Clearview AI visée par une plainte pénale en Europe pour sa reconnaissance faciale



Mercredi 29 Octobre 2025


L’ONG NOYB, dirigée par l’activiste autrichien Max Schrems, a porté plainte contre Clearview AI. L’entreprise américaine, qui s’appuie sur la reconnaissance faciale, est accusée d’avoir aspiré illégalement des milliards d’images d’Européens.



Clearview AI crée une base mondiale d’images biométriques

Le 28 octobre 2025, l’organisation européenne NOYB (« None of Your Business ») a annoncé avoir déposé une plainte pénale en Autriche contre la société américaine Clearview AI. Le motif ? Une collecte massive de visages sur Internet, utilisée pour développer un système mondial de reconnaissance faciale. 

Clearview AI s’est fait connaître par son ambition démesurée : créer la base d’images de visages la plus vaste au monde.
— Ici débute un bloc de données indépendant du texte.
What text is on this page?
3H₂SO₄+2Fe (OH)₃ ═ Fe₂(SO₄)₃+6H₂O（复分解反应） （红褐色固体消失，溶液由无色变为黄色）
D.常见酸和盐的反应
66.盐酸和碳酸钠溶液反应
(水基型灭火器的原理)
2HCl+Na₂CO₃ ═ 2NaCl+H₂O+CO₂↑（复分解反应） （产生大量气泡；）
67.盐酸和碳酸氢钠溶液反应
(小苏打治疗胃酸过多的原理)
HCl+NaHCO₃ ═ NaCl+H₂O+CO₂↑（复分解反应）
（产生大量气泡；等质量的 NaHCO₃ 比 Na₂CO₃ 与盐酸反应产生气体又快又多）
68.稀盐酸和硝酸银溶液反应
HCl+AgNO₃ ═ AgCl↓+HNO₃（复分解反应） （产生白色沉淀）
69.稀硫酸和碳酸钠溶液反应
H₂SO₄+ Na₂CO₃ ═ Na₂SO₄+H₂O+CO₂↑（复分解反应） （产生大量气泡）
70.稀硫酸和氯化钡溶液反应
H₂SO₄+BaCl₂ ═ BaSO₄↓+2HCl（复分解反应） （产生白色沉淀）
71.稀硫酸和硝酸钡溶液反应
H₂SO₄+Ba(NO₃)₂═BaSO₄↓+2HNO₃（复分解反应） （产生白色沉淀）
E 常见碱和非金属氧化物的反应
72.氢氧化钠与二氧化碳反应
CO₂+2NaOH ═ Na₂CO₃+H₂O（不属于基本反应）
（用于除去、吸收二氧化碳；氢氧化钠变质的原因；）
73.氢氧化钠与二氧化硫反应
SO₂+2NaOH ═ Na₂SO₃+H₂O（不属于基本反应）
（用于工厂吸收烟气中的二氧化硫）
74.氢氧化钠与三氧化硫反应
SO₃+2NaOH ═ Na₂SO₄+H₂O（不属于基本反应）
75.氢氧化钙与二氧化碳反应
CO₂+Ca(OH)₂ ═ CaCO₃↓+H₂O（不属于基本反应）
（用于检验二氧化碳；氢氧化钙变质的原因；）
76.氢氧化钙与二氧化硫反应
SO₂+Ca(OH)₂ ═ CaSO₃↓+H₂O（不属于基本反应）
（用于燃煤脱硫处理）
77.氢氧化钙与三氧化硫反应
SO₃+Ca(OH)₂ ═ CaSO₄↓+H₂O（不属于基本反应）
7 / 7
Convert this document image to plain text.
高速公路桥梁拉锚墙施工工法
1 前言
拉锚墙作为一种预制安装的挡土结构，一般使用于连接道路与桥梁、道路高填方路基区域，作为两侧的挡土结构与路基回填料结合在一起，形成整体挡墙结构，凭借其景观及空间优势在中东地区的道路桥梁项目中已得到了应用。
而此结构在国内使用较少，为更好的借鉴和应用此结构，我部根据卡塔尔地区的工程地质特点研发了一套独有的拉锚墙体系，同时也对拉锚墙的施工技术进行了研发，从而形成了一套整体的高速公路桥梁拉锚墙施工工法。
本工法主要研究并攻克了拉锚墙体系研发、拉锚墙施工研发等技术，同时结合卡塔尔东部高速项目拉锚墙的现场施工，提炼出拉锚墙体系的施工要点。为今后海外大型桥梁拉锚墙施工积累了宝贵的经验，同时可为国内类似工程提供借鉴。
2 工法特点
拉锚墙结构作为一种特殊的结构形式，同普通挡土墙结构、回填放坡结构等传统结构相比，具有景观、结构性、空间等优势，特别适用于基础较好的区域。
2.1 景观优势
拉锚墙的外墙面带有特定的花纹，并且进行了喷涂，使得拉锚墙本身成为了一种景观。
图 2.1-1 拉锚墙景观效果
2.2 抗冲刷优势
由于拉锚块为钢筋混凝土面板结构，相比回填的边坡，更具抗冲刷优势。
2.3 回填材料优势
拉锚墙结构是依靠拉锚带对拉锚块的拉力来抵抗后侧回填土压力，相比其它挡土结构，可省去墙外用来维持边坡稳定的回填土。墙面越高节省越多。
Selon Reuters, l’entreprise revendique plus de 60 milliards de photos extraites du web, issues notamment de réseaux sociaux, de blogs et de plateformes vidéo. Ces clichés servent à alimenter ses algorithmes de reconnaissance faciale, capables d’identifier un individu en quelques secondes à partir d’une simple photo.

Cette technologie intéresse particulièrement les forces de l’ordre et les entreprises de sécurité. Mais en Europe, elle soulève une série d’interrogations juridiques et éthiques. NOYB accuse Clearview AI d’avoir collecté ces images sans consentement et de traiter des données biométriques sensibles, ce que le Règlement général sur la protection des données (RGPD) encadre strictement. « Clearview AI semble ignorer les droits fondamentaux européens et crache au visage des autorités », a déclaré Max Schrems, fondateur de NOYB cité par The Record.

L’association rappelle que plusieurs autorités nationales — en France, en Italie, en Grèce et aux Pays-Bas — ont déjà condamné Clearview AI à des amendes pour des pratiques jugées illégales. Le total cumulé des sanctions est proche des 100 millions d’euros, mais aucune n’a encore été payée.

Pourquoi NOYB passe à l’offensive contre Clearview AI ?

Jusqu’ici, les décisions rendues par les autorités européennes étaient de nature administrative. Elles imposaient à Clearview AI d’effacer les données collectées et d’arrêter ses activités en Europe. Or, faute de filiale ou de siège sur le continent, l’entreprise a pu ignorer ces injonctions sans réel risque.

NOYB a donc décidé de franchir une étape. Sa plainte, déposée à Vienne, s’appuie sur l’article 84 du RGPD et sur le § 63 du Data Protection Act autrichien, qui permettent de poursuivre pénalement les violations graves de la législation sur la protection des données. Cette fois, les dirigeants de Clearview AI pourraient être directement mis en cause.

L’objectif est double : contraindre l’entreprise à répondre de ses actes et rappeler que les règles européennes s’appliquent à tout acteur qui traite des données de résidents européens, même s’il est basé à l’étranger. NOYB souligne aussi que les amendes ne suffisent plus : « Les autorités n’ont pas trouvé le moyen d’appliquer leurs sanctions, ce qui permet à Clearview AI d’échapper à la loi », a indiqué l’ONG, citée par The Register

Le cadre juridique du RGPD

Le Règlement général sur la protection des données, en vigueur depuis 2018, est la pierre angulaire du modèle européen de protection de la vie privée. Il impose plusieurs principes : licéité du traitement, transparence, minimisation des données, et obligation d’obtenir un consentement clair pour tout usage de données sensibles.

Or, selon l’EDPB, Clearview AI enfreint plusieurs de ces règles :
    • Absence de base légale : les utilisateurs n’ont jamais autorisé la collecte de leurs images.
    • Finalité détournée : les photos publiées sur les réseaux ne peuvent être utilisées pour identifier des individus à d’autres fins.
    • Données sensibles : les visages constituent des données biométriques protégées par l’article 9 du RGPD.
    • Transferts internationaux : les données d’Européens sont stockées et traitées hors de l’Union, sans garanties suffisantes.

Ces violations répétées ont conduit plusieurs pays à interdire explicitement à Clearview AI de traiter les visages de leurs citoyens. Pourtant, selon CyberInsider, l’entreprise continue d’exploiter sa base mondiale pour des clients publics et privés, dont certains situés en Europe.